Come suggeriva la posizione contraria di Papa Francesco sulla deterrenza, diventa necessario il suo richiamo «Se vuoi la pace prepara la Pace», in opposizione al “Si vis pacem, param bellum” romano (se vuoi la pace, prepara la guerra). Diventa necessario decostruire la tradizione del riarmo e costruire quella che Vignarca chiama “Filiera della Pace”, attraverso un movimento culturale, economico ed istituzionale verso politiche e strategie pacifiche, in alternativa alle armi. Alla volontà dei cittadini di pace, va ad esempio affiancata una struttura istituzionale adatta, come promuove l’iniziativa Ministero della Pace.

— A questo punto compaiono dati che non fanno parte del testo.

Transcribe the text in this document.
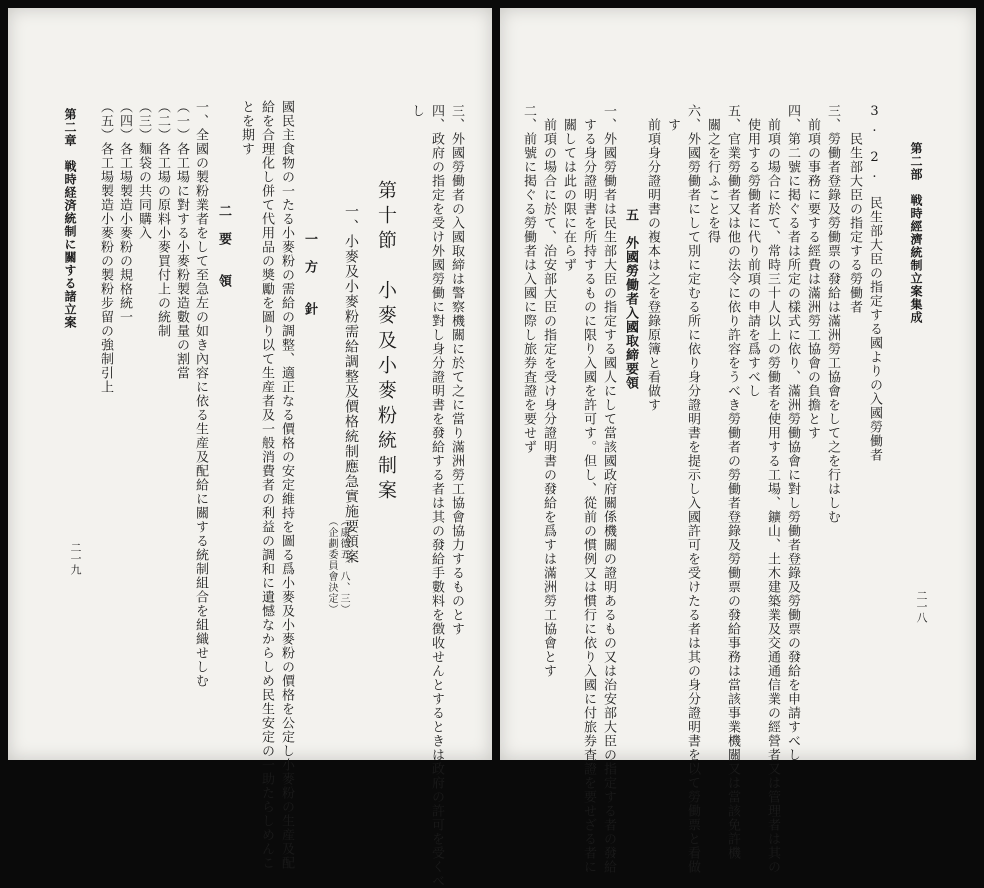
第二章　戦時経済統制に關する諸立案
二一九
（五）各工場製造小麥粉の製粉步留の強制引上 （四）各工場製造小麥粉の規格統一 （三）麵袋の共同購入 （二）各工場の原料小麥買付上の統制 （一）各工場に對する小麥粉製造數量の割當 一、全國の製粉業者をして至急左の如き內容に依る生産及配給に關する統制組合を組織せしむ 二　要　　領
とを期す 給を合理化し併て代用品の奬勵を圖り以て生産者及一般消費者の利益の調和に遺憾なからしめ民生安定の一助たらしめんこ 國民主食物の一たる小麥粉の需給の調整、適正なる價格の安定維持を圖る爲小麥及小麥粉の價格を公定し小麥粉の生産及配 一　方　　針
（企劃委員會決定） （康德五、八、三）
一、小麥及小麥粉需給調整及價格統制應急實施要領案 第十節　小麥及小麥粉統制案
し 四、政府の指定を受け外國勞働に對し身分證明書を發給する者は其の發給手數料を徴收せんとするときは政府の許可を受くべ 三、外國勞働者の入國取締は警察機關に於て之に當り滿洲勞工協會協力するものとす	二、前號に掲ぐる勞働者は入國に際し旅券査證を要せず 　前項の場合に於て、治安部大臣の指定を受け身分證明書の發給を爲すは滿洲勞工協會とす 　關しては此の限に在らず 　する身分證明書を所持するものに限り入國を許可す。但し、從前の慣例又は慣行に依り入國に付旅券査證を要せざる者に 一、外國勞働者は民生部大臣の指定する國人にして當該國政府關係機關の證明あるもの又は治安部大臣の指定する者の發給 五　外國勞働者入國取締要領 　前項身分證明書の複本は之を登錄原簿と看做す 　す 六、外國勞働者にして別に定むる所に依り身分證明書を提示し入國許可を受けたる者は其の身分證明書を以て勞働票と看做 　關之を行ふことを得 五、官業勞働者又は他の法令に依り許容をうべき勞働者の勞働者登錄及勞働票の發給事務は當該事業機關又は當該免許機 　使用する勞働者に代り前項の申請を爲すべし 　前項の場合に於て、常時三十人以上の勞働者を使用する工場、鑛山、土木建築業及交通通信業の經營者又は管理者は其の 四、第二號に掲ぐる者は所定の樣式に依り、滿洲勞働協會に對し勞働者登錄及勞働票の發給を申請すべし 　前項の事務に要する經費は滿洲勞工協會の負擔とす 三、勞働者登錄及勞働票の發給は滿洲勞工協會をして之を行はしむ 　　民生部大臣の指定する勞働者 3.　2.　民生部大臣の指定する國よりの入國勞働者 第二部　戦時經濟統制立案集成
二一八
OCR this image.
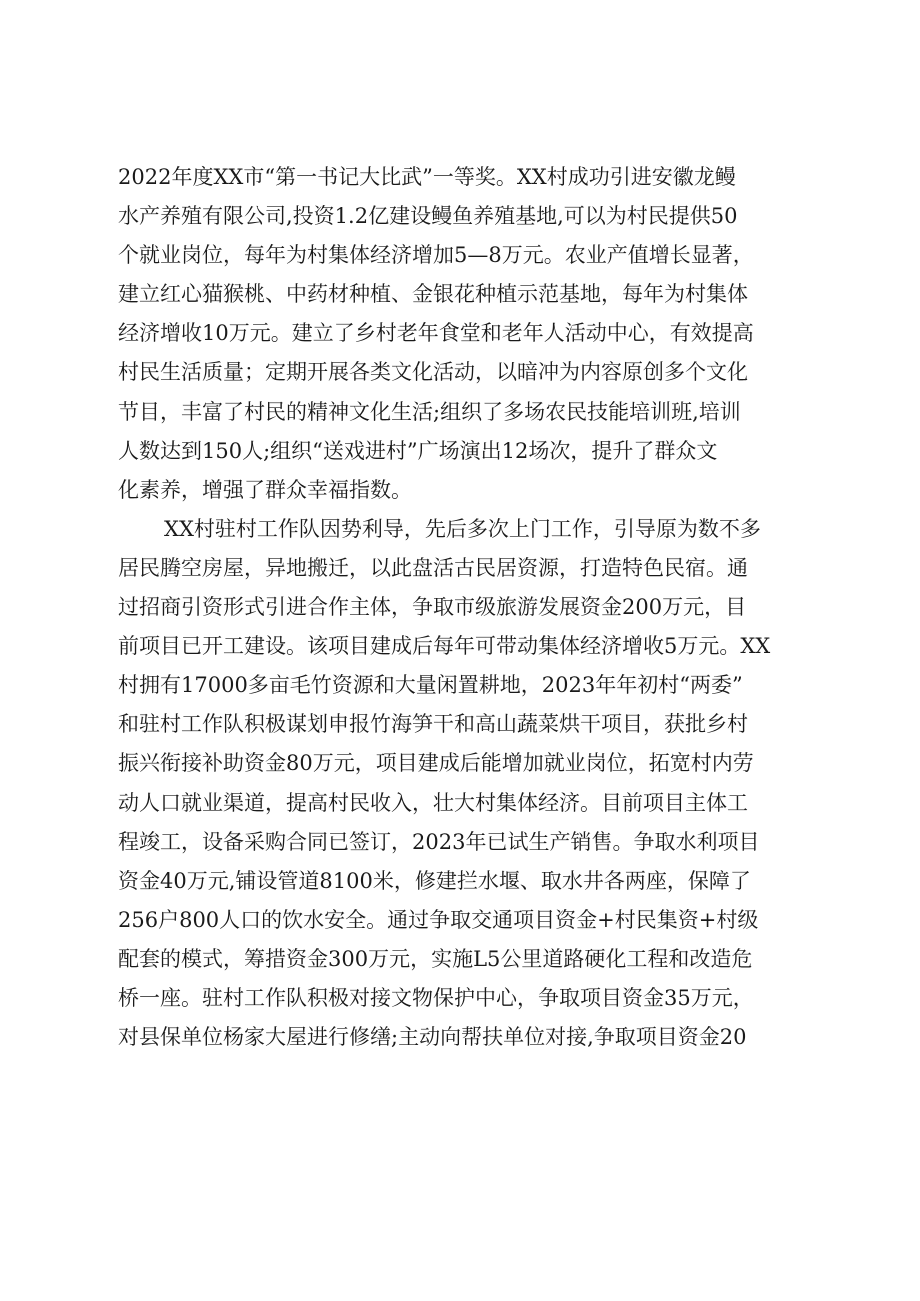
2022年度XX市“第一书记大比武”一等奖。XX村成功引进安徽龙鳗
水产养殖有限公司,投资1.2亿建设鳗鱼养殖基地,可以为村民提供50
个就业岗位，每年为村集体经济增加5—8万元。农业产值增长显著，
建立红心猫猴桃、中药材种植、金银花种植示范基地，每年为村集体
经济增收10万元。建立了乡村老年食堂和老年人活动中心，有效提高
村民生活质量；定期开展各类文化活动，以暗冲为内容原创多个文化
节目，丰富了村民的精神文化生活;组织了多场农民技能培训班,培训
人数达到150人;组织“送戏进村”广场演出12场次，提升了群众文
化素养，增强了群众幸福指数。
XX村驻村工作队因势利导，先后多次上门工作，引导原为数不多
居民腾空房屋，异地搬迁，以此盘活古民居资源，打造特色民宿。通
过招商引资形式引进合作主体，争取市级旅游发展资金200万元，目
前项目已开工建设。该项目建成后每年可带动集体经济增收5万元。XX
村拥有17000多亩毛竹资源和大量闲置耕地，2023年年初村“两委”
和驻村工作队积极谋划申报竹海笋干和高山蔬菜烘干项目，获批乡村
振兴衔接补助资金80万元，项目建成后能增加就业岗位，拓宽村内劳
动人口就业渠道，提高村民收入，壮大村集体经济。目前项目主体工
程竣工，设备采购合同已签订，2023年已试生产销售。争取水利项目
资金40万元,铺设管道8100米，修建拦水堰、取水井各两座，保障了
256户800人口的饮水安全。通过争取交通项目资金+村民集资+村级
配套的模式，筹措资金300万元，实施L5公里道路硬化工程和改造危
桥一座。驻村工作队积极对接文物保护中心，争取项目资金35万元，
对县保单位杨家大屋进行修缮;主动向帮扶单位对接,争取项目资金20
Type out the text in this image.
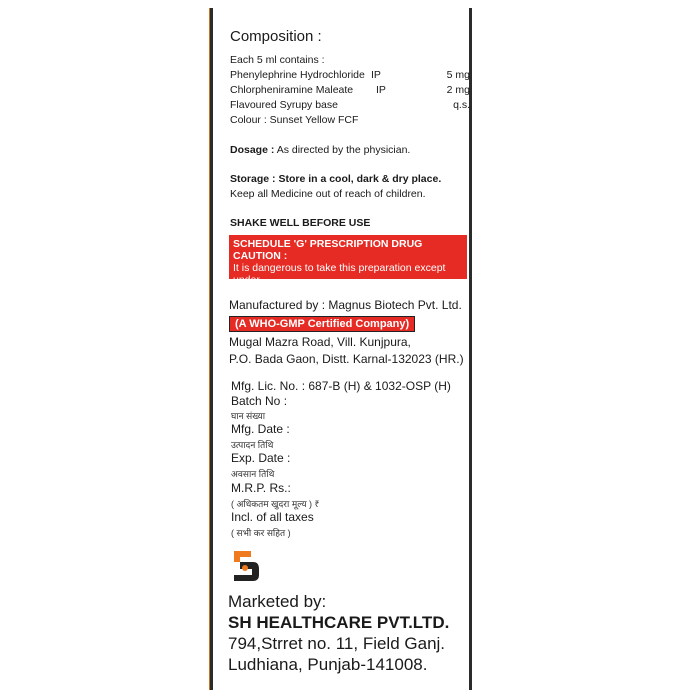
Composition :
Each 5 ml contains :
Phenylephrine Hydrochloride IP	5 mg
Chlorpheniramine Maleate IP	2 mg
Flavoured Syrupy base	q.s.
Colour : Sunset Yellow FCF
Dosage : As directed by the physician.
Storage : Store in a cool, dark & dry place.
Keep all Medicine out of reach of children.
SHAKE WELL BEFORE USE
SCHEDULE 'G' PRESCRIPTION DRUG CAUTION :
It is dangerous to take this preparation except under
Medical Supervision
Manufactured by : Magnus Biotech Pvt. Ltd.
(A WHO-GMP Certified Company)
Mugal Mazra Road, Vill. Kunjpura,
P.O. Bada Gaon, Distt. Karnal-132023 (HR.)
Mfg. Lic. No. : 687-B (H) & 1032-OSP (H)
Batch No :
घान संख्या
Mfg. Date :
उत्पादन तिथि
Exp. Date :
अवसान तिथि
M.R.P. Rs.:
( अधिकतम खुदरा मूल्य ) ₹
Incl. of all taxes
( सभी कर सहित )
Marketed by:
SH HEALTHCARE PVT.LTD.
794,Strret no. 11, Field Ganj.
Ludhiana, Punjab-141008.
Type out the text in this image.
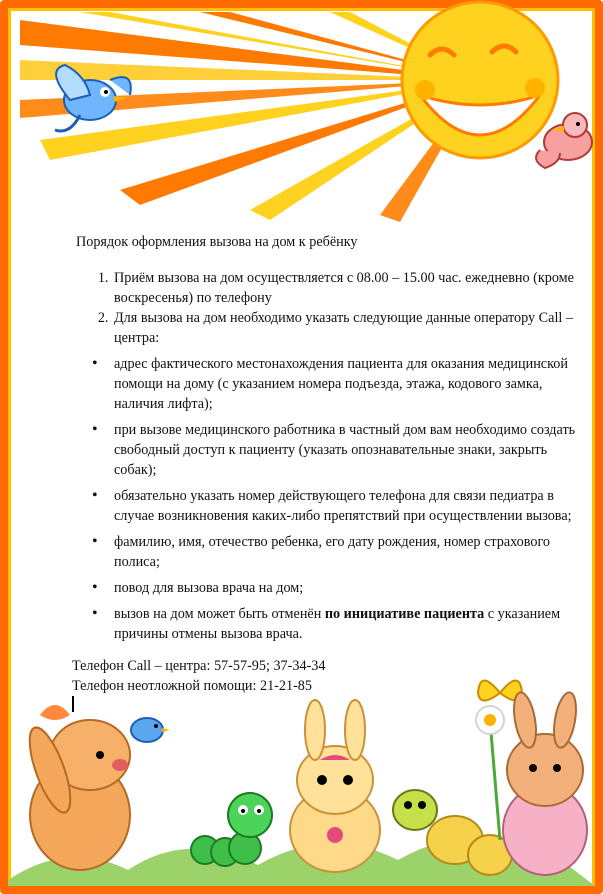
Порядок оформления вызова на дом к ребёнку
1. Приём вызова на дом осуществляется с 08.00 – 15.00 час. ежедневно (кроме воскресенья) по телефону
2. Для вызова на дом необходимо указать следующие данные оператору Call – центра:
• адрес фактического местонахождения пациента для оказания медицинской помощи на дому (с указанием номера подъезда, этажа, кодового замка, наличия лифта);
• при вызове медицинского работника в частный дом вам необходимо создать свободный доступ к пациенту (указать опознавательные знаки, закрыть собак);
• обязательно указать номер действующего телефона для связи педиатра в случае возникновения каких-либо препятствий при осуществлении вызова;
• фамилию, имя, отечество ребенка, его дату рождения, номер страхового полиса;
• повод для вызова врача на дом;
• вызов на дом может быть отменён по инициативе пациента с указанием причины отмены вызова врача.
Телефон Call – центра: 57-57-95; 37-34-34
Телефон неотложной помощи: 21-21-85
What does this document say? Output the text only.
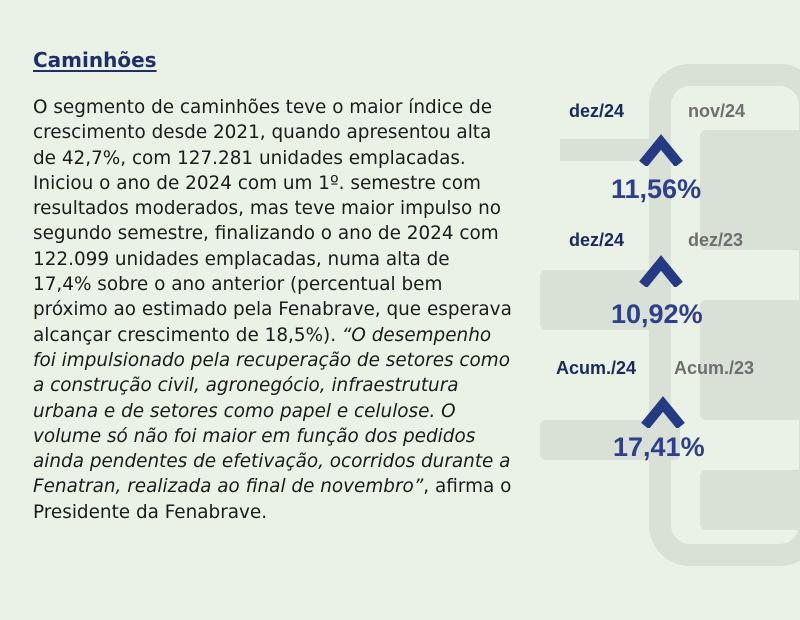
Caminhões

O segmento de caminhões teve o maior índice de crescimento desde 2021, quando apresentou alta de 42,7%, com 127.281 unidades emplacadas. Iniciou o ano de 2024 com um 1º. semestre com resultados moderados, mas teve maior impulso no segundo semestre, finalizando o ano de 2024 com 122.099 unidades emplacadas, numa alta de 17,4% sobre o ano anterior (percentual bem próximo ao estimado pela Fenabrave, que esperava alcançar crescimento de 18,5%). “O desempenho foi impulsionado pela recuperação de setores como a construção civil, agronegócio, infraestrutura urbana e de setores como papel e celulose. O volume só não foi maior em função dos pedidos ainda pendentes de efetivação, ocorridos durante a Fenatran, realizada ao final de novembro”, afirma o Presidente da Fenabrave.

dez/24	nov/24
11,56%
dez/24	dez/23
10,92%
Acum./24 Acum./23
17,41%
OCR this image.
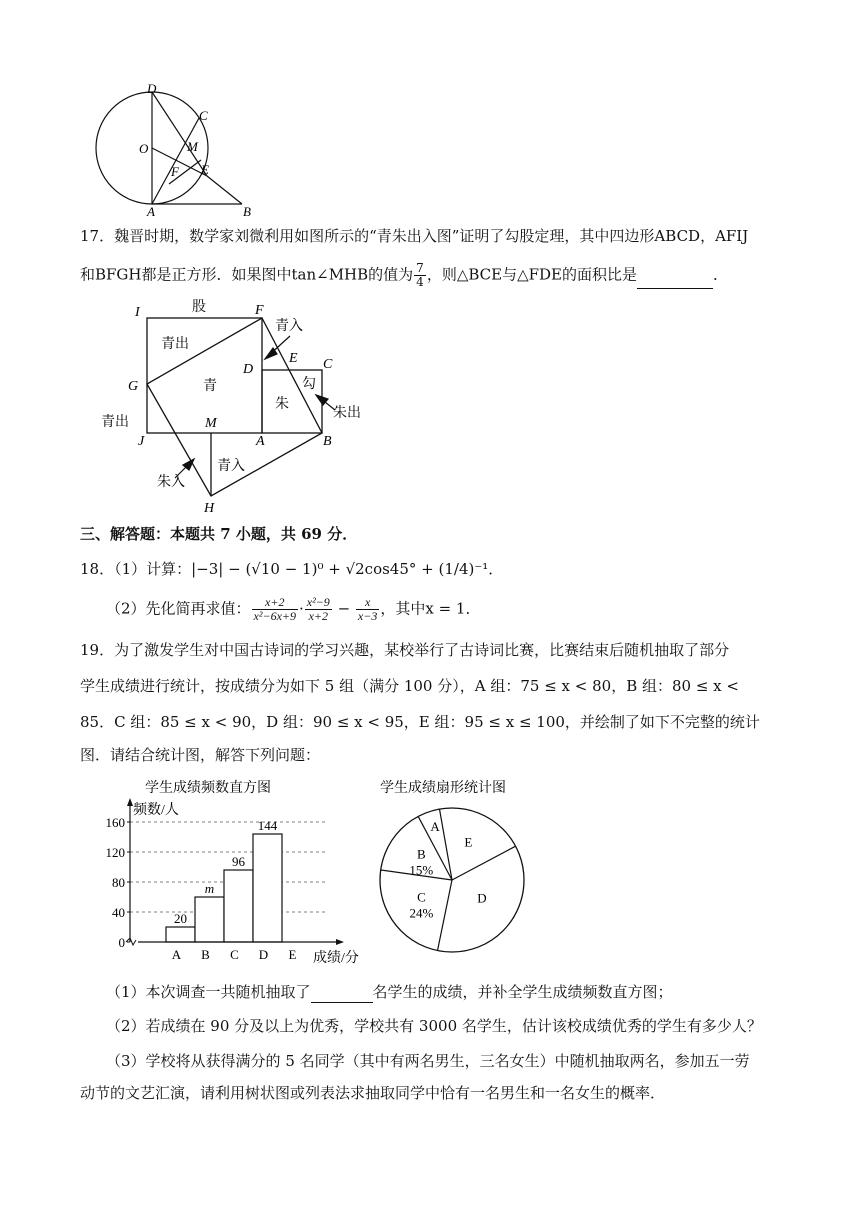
D
C
O	M
F E
A	B
17．魏晋时期，数学家刘微利用如图所示的“青朱出入图”证明了勾股定理，其中四边形ABCD，AFIJ
和BFGH都是正方形．如果图中tan∠MHB的值为 $\frac{7}{4}$ ，则△BCE与△FDE的面积比是	．
I	股	F
青入
青出
E C
D
勾
G	青
朱
朱出
青出	M
J	A	B
青入
朱入
H
三、解答题：本题共 7 小题，共 69 分．
18．（1）计算：|−3| − (√10 − 1)⁰ + √2cos45° + (1/4)⁻¹．
（2）先化简再求值： $\frac{x+2}{\text{x²−6x+9}} \cdot \frac{\text{x²−9}}{x+2} - \frac{x}{x-3}$ ，其中x = 1．
19．为了激发学生对中国古诗词的学习兴趣，某校举行了古诗词比赛，比赛结束后随机抽取了部分
学生成绩进行统计，按成绩分为如下 5 组（满分 100 分），A 组：75 ≤ x < 80，B 组：80 ≤ x <
85．C 组：85 ≤ x < 90，D 组：90 ≤ x < 95，E 组：95 ≤ x ≤ 100，并绘制了如下不完整的统计
图．请结合统计图，解答下列问题：
学生成绩频数直方图
频数/人
成绩/分
0
40
80
120
160
A
20
B
m
C
96
D
144
E
学生成绩扇形统计图
E
D
C
24%
B
15%
A
（1）本次调查一共随机抽取了	名学生的成绩，并补全学生成绩频数直方图；
（2）若成绩在 90 分及以上为优秀，学校共有 3000 名学生，估计该校成绩优秀的学生有多少人？
（3）学校将从获得满分的 5 名同学（其中有两名男生，三名女生）中随机抽取两名，参加五一劳
动节的文艺汇演，请利用树状图或列表法求抽取同学中恰有一名男生和一名女生的概率．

Una filiera della pace è quindi una rete tra le campagne di pace, che connetta competenze, conoscenze e aspetti diversi per lo stesso obiettivo. «Mi è piaciuta molto la definizione della filiera della pace: ci inserisce in un quadro nel quale ognuno di noi ha una responsabilità. Ci sentiamo parte attiva di questa filiera? Molti di noi sentono l’urgenza di assumersi la propria parte di questa responsabilità.» afferma Matteo Fadda lanciando una provocazione, Responsabile Generale della Comunità Papa Giovanni XXIII, che ha organizzato il webinar. Conclude, nei saluti finali «Oggi abbiamo visto che è possibile un’alternativa alla difesa armata: la difesa civile e nonviolenta. […] Parte da cittadini attivi nel nostro territorio, non solo perché è etico, ma perché abbiamo visto quanto ci conviene».
All’apertura del webinar è stato detto «Vogliamo rispondere alla domanda Cosa possiamo fare noi?» e la risposta è questa: «Essere partecipi delle campagne di pace e portatori di pace è più economico e semplice di quanto sembra. Tutti possono esercitare il proprio diritto e dovere da cittadino, essere cittadini attivi e consapevoli, praticare la nonviolenza nella quotidianità, dentro e fuori casa, prendendosi la propria responsabilità nella costruzione della pace positiva».